Japanese who purchase electronic content from foreign firms like Amazon.com through overseas servers don't have to pay consumption tax, currently at 5 percent but slated to rise to 8 percent in April. That has made foreign content cheaper than apps, MP3 downloads, software, and e-books distributed domestically.
Physical products purchased from abroad are hit with consumption tax when they clear customs in Japan, but no such levy exists for online goods.
The government plans to close the loophole and make foreign vendors selling consumer goods register with tax authorities and pay the tax. Japanese corporations that buy foreign electronic content such as business software, however, will have to pay the tax directly to the Japanese tax authorities, Nikkei Asian Review reported Tuesday.
The Ministry of Finance did not immediately respond to an inquiry about the report.
Japanese publishers, in particular, have seen the tax-free e-books threatening competition in the domestic market. But the government had regarded purchases made through overseas servers as foreign transactions that weren't subject to the consumption tax, which was introduced in 1989 at 3 percent.

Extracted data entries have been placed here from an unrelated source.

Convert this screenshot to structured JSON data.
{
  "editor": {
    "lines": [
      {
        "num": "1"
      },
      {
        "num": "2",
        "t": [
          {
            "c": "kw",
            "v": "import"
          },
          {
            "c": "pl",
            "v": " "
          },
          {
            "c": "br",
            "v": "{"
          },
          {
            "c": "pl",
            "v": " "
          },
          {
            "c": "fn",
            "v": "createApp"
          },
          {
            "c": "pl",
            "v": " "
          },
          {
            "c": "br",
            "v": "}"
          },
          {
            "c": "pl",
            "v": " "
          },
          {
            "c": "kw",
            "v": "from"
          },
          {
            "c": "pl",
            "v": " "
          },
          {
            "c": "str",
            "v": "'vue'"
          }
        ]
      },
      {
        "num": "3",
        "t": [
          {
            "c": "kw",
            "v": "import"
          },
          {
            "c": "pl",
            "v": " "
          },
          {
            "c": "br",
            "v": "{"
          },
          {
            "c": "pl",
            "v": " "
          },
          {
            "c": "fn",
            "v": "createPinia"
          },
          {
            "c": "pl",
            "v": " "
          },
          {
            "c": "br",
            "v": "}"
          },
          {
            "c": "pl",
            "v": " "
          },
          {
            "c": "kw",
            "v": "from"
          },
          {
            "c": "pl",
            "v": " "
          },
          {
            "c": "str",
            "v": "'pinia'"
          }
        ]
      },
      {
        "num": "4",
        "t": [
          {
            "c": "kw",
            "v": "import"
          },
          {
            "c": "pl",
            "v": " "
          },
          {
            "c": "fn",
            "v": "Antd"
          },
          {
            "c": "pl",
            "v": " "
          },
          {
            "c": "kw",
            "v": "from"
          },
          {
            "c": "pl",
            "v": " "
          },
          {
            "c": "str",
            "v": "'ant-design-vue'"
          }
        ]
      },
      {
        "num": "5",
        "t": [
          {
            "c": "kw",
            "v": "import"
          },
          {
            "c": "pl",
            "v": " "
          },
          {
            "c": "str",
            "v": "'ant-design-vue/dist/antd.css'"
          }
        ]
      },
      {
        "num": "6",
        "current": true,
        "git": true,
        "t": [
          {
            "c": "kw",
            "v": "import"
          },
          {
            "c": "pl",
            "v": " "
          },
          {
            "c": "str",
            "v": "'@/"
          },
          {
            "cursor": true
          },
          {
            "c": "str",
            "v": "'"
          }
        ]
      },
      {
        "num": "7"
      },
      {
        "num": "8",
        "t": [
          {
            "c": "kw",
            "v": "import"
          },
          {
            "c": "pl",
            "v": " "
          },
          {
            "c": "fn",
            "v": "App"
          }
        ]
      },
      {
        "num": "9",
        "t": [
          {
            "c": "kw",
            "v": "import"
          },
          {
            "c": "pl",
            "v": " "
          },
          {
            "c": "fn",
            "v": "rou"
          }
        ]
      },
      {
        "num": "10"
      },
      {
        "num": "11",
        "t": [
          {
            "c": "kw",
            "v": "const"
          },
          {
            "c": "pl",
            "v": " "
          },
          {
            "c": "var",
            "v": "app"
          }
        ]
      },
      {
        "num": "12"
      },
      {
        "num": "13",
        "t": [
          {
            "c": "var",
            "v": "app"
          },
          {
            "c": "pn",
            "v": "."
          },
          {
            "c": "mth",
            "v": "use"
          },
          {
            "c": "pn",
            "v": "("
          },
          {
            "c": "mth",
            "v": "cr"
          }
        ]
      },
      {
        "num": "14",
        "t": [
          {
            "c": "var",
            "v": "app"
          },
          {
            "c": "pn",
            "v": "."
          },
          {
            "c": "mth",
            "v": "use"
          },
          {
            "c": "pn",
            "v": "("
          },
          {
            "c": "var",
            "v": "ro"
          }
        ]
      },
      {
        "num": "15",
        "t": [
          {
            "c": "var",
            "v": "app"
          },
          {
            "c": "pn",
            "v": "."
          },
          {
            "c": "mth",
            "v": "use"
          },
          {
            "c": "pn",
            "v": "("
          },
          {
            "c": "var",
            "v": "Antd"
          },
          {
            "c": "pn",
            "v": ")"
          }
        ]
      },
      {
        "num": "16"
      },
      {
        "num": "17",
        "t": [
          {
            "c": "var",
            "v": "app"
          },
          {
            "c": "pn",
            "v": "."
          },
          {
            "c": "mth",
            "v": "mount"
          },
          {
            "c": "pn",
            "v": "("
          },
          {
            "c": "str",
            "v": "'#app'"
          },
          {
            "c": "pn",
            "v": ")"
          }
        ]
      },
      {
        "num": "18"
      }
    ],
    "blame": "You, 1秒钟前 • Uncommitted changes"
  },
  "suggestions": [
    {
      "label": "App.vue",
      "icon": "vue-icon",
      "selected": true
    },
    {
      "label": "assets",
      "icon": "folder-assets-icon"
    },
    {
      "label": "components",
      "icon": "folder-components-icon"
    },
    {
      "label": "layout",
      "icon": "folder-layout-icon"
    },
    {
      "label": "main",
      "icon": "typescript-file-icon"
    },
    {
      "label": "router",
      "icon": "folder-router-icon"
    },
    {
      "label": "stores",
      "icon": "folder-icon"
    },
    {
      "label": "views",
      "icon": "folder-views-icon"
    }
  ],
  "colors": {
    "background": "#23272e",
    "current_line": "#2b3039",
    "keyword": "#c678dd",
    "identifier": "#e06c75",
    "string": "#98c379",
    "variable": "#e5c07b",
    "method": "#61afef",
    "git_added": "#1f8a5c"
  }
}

Some vendors moved to grab overseas distributors. Online retailer Rakuten acquired Canada-based Kobo, maker of the Kobo Arc Android tablet, in 2012. Now, the Rakuten Kobo site offers electronic books to Japanese readers without the consumption tax they would pay on purely domestic sites such as bookseller Kinokuniya's Web Store.
Research by Daiwa Institute of Research Holdings suggests that in 2012, Tokyo missed out on around 25 billion yen (US$240 million) in consumption tax receipts that could have been levied on online goods and services such as music downloads and advertising.
The tax is scheduled to rise to 10 percent by October 2015, when foreign e-content will also be subject to it, according to the Nikkei report.